Si tuviéramos que establecer, pues, una normativa que definiera aquello que es prototípico del movimiento, podríamos convenir fácilmente en que la línea invade todo el fin de siglo. Incesante en su fluir, no se trata de un elemento estático, está concebida como trayectoria siempre en movimiento. Se parte de la naturaleza, pero se juega con la abstracción, se estiliza y la representación deja de ser naturalista para convertirse en alusiva y analógica.

La línea modernista es tallo que crece agitado por el viento, languidece y muere, o llama incesante que proviene de los infiernos de W. Blake, o libélula, o cuello de cisne, cabellera de mujer, larva, medusa, látigo que se enredará en los cuerpos de deslavazados andróginos, cola de sirena, mujeres apanteradas, mórbidas, flexibles, atrapadas en telas de araña. Las curvas en movimiento quedan trazadas por las danzas del velo de la bailarina Loïe Fuller, involucrando así todo un ritmo fin-de-siglo.

También la línea es silueta. Reconocemos la época por la precisión de la línea (todo lo contrario del arte impresionista). La fuerza expresiva de los contornos en Toulouse-Lautrec, la agudeza de los perfiles de Beardsley, Toorop, Behrens, Moser. El ritmo, el latigazo -coup de fouet- invadirá la época. La valoración de los contornos y la bidimensionalidad dan forma a un arte que parece en muchos casos desconocer el espacio y la fuerza de la gravedad, que huye del mundo tridimensional, de la apariencia, que desdeña la plástica, el modelado. No podemos seguir adelante sin hablar del Japón.

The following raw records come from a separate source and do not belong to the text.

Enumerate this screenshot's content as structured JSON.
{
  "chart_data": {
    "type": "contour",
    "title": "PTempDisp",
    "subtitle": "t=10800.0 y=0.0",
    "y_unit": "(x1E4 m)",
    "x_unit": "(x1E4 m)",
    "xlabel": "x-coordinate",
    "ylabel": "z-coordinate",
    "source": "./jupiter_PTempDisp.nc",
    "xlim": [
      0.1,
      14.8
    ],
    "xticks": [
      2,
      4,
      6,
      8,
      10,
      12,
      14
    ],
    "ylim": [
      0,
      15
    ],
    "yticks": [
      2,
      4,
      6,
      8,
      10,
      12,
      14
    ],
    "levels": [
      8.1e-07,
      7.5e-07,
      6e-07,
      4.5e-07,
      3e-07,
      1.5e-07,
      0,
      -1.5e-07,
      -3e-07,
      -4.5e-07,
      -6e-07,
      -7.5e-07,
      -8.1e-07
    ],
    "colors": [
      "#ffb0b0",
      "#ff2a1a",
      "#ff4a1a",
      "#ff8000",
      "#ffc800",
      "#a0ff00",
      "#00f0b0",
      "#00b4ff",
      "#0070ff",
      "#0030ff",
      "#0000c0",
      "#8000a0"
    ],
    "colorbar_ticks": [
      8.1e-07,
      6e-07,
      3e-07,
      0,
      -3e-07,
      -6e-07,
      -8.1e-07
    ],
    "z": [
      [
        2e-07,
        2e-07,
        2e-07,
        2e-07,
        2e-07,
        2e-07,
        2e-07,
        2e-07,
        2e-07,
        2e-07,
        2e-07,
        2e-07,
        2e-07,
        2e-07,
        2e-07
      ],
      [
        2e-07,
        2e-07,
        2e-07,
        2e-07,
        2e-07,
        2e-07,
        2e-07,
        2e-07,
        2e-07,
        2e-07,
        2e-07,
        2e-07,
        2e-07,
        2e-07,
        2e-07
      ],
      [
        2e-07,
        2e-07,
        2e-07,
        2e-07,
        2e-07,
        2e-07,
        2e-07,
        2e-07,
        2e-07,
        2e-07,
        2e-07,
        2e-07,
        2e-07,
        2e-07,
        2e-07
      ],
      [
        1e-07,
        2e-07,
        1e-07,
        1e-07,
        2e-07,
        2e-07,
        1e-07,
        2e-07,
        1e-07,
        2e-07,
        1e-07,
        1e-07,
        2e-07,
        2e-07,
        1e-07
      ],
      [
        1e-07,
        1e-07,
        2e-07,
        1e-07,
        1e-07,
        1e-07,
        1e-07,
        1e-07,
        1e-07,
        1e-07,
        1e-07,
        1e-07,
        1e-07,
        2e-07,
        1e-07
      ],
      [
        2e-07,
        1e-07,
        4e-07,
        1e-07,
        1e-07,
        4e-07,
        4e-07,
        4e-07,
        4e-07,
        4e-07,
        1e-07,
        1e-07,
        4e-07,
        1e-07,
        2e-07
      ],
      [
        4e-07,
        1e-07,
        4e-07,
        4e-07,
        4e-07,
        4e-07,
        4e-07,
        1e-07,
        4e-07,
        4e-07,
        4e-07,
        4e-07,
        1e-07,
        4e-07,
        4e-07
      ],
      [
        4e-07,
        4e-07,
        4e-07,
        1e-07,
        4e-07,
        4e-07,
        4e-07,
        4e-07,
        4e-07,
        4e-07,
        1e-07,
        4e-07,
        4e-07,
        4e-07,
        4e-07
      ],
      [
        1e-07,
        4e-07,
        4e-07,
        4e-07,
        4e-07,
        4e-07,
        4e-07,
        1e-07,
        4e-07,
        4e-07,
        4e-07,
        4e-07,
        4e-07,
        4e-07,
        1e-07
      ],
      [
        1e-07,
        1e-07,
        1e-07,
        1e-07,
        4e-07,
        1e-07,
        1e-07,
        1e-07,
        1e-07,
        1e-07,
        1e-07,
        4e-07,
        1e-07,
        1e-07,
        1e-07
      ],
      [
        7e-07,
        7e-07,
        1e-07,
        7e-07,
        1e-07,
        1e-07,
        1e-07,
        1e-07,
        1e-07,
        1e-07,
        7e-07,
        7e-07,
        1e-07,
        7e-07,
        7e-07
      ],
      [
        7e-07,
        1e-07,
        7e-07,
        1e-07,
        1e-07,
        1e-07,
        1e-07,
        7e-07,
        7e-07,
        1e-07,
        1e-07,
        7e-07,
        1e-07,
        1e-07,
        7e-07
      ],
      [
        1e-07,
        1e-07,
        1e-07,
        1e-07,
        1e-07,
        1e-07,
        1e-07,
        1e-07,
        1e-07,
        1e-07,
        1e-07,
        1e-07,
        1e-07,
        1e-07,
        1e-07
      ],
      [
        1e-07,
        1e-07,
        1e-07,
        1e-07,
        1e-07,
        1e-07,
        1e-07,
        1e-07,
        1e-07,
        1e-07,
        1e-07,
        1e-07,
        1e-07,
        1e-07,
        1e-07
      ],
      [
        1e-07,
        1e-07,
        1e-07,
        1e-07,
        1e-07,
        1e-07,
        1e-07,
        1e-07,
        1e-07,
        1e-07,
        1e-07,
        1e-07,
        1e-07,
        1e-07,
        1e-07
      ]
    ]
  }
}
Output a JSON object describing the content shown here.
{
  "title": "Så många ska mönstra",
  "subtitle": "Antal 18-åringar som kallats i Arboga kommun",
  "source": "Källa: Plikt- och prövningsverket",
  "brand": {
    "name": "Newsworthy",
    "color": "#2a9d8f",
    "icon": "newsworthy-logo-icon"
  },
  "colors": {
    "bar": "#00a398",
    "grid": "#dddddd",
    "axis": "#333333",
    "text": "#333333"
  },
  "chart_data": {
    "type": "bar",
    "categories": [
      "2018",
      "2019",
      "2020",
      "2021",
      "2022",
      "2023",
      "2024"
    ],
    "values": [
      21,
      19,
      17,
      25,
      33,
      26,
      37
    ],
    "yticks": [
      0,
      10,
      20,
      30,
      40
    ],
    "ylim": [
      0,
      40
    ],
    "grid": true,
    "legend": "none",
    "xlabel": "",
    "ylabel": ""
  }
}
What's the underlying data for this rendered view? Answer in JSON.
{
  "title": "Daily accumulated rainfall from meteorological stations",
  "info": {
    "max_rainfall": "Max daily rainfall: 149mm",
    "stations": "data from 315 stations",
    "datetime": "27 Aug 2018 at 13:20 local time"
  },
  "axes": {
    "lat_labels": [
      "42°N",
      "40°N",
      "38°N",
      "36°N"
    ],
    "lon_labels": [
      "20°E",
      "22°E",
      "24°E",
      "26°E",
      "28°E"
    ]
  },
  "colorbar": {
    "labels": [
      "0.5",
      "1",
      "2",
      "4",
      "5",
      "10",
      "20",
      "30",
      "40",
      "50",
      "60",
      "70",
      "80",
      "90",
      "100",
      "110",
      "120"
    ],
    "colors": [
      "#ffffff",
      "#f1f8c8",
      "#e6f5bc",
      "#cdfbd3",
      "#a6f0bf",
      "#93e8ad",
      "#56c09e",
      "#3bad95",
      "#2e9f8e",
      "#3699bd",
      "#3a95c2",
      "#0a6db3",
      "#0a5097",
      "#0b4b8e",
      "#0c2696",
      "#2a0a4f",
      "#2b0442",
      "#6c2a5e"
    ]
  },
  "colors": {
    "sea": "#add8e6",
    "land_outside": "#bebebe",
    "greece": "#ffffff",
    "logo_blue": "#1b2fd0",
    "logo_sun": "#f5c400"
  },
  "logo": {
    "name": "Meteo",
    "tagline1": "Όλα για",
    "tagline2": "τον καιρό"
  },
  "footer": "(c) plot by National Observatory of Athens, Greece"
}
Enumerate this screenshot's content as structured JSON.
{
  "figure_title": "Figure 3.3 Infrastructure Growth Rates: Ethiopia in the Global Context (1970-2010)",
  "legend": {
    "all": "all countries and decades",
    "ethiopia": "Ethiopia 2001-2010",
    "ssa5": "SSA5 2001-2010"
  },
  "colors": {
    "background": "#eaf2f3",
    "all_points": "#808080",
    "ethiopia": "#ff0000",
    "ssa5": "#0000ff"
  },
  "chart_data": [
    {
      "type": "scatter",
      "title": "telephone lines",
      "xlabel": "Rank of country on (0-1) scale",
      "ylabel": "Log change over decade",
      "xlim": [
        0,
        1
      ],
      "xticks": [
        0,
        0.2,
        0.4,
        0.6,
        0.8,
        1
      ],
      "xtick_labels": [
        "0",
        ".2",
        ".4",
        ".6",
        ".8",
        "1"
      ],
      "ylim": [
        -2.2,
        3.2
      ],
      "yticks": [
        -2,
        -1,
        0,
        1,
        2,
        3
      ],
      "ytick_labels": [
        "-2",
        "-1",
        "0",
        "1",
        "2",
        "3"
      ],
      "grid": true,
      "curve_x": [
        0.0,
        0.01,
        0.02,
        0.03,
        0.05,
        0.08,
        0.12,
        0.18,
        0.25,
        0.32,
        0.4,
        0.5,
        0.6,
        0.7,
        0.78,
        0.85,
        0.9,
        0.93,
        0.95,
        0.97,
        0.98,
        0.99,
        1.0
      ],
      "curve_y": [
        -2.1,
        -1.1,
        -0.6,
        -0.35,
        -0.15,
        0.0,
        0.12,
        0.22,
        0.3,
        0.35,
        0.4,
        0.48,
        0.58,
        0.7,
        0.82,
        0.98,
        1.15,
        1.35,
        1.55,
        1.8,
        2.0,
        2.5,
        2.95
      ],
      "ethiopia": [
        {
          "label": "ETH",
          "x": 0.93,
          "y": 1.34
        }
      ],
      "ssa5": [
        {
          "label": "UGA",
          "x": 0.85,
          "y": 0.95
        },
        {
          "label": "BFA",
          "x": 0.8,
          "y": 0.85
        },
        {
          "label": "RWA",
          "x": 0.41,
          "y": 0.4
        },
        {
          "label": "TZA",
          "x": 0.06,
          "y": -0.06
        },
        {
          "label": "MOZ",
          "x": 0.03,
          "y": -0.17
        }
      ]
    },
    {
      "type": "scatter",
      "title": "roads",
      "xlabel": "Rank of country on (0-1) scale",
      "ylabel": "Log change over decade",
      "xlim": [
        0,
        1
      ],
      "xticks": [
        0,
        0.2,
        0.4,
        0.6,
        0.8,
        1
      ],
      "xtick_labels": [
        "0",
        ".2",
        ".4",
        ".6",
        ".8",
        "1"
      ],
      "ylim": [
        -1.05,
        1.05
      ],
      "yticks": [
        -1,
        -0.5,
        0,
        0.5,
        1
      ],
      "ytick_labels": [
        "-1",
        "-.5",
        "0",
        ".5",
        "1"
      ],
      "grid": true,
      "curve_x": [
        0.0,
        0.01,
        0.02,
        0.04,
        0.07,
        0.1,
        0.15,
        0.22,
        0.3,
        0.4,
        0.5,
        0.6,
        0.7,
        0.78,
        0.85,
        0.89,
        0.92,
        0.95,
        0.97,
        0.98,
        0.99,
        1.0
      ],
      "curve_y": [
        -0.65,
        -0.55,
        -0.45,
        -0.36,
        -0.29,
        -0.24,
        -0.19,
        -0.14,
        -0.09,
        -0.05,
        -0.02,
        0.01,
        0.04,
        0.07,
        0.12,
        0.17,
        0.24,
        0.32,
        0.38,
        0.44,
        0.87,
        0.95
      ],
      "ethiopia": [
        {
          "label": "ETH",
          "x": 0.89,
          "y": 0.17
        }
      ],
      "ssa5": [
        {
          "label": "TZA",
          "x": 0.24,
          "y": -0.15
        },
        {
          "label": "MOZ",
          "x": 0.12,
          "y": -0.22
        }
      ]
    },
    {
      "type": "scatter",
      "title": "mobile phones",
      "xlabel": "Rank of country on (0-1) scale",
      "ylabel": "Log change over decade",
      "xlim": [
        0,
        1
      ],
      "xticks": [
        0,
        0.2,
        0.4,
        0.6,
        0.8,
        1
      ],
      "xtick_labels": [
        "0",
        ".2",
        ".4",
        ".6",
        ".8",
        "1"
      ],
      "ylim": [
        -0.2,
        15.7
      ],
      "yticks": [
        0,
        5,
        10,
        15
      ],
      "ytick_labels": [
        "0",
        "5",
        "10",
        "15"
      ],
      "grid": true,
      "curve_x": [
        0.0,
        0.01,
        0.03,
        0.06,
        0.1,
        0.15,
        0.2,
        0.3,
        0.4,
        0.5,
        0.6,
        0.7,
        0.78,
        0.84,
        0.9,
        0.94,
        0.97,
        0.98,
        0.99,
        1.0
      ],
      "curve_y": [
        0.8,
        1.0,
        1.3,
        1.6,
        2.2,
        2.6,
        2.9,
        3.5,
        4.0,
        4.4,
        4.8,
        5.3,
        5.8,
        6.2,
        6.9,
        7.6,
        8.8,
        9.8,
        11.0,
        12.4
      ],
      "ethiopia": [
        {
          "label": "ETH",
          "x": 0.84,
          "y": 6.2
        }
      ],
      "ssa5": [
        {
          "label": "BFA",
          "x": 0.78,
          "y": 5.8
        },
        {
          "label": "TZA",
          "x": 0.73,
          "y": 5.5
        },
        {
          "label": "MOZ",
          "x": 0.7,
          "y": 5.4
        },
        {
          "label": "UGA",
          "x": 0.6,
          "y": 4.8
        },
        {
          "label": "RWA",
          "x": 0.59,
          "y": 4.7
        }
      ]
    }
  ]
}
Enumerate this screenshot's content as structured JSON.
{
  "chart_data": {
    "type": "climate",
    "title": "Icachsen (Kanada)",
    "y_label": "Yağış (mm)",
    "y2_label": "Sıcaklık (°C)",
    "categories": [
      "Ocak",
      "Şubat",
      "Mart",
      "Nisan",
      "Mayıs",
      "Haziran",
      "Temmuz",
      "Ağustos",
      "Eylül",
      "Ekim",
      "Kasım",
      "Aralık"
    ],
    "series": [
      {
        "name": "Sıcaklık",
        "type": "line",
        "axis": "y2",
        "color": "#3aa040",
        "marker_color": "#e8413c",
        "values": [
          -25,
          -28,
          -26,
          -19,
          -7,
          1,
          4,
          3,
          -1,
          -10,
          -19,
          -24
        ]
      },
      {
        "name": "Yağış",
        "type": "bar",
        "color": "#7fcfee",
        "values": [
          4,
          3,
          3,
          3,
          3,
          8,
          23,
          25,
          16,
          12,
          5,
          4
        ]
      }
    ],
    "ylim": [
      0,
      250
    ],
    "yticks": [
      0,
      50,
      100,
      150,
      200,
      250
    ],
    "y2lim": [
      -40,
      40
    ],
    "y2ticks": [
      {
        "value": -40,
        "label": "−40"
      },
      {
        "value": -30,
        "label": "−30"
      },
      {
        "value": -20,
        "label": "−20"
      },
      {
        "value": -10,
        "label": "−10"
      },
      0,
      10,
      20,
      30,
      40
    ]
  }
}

Ya Baudelaire, Manet, Degas, Whistler se habían entusiasmado con las cromoxilografías japonesas que se utilizaban como papel de empaquetar. Poco a poco se fueron abriendo tiendas en las que se vendían trabajos japoneses. En 1862, el Japón acude por primera vez a la Exposición Mundial de Londres. La importación de productos japoneses, tejidos y artesanía, fue creciendo en importancia. En 1888 S. Bing edita la serie "Tesoro de formas japonesas", en alemán, francés e inglés, que pronto se convertiría en una especie de guía-manual del nuevo estilo. Ese mismo año Louis Gonse escribía, refiriéndose al arte japonés: "Una gota de su sangre se ha mezclado con la nuestra y no existe fuerza en la tierra que pueda separarla de nuevo". Casi podríamos afirmar que quien llevará en sí ese mestizaje y lo contagiará a los demás será James McNeill Whistler. A partir de entonces, los grabados de Utamaro y los pájaros de los abanicos de Hokusai, al pie del Fujiyama, el trazado lineal de los contornos, sin espacio ni sombras, los vacíos y los adornos desplazados a los bordes, los tonos claros, las figuras positivas en blanco sobre un fondo coloreado, irán configurando una mirada japonesa responsable de buena parte de la imagen visual de una época.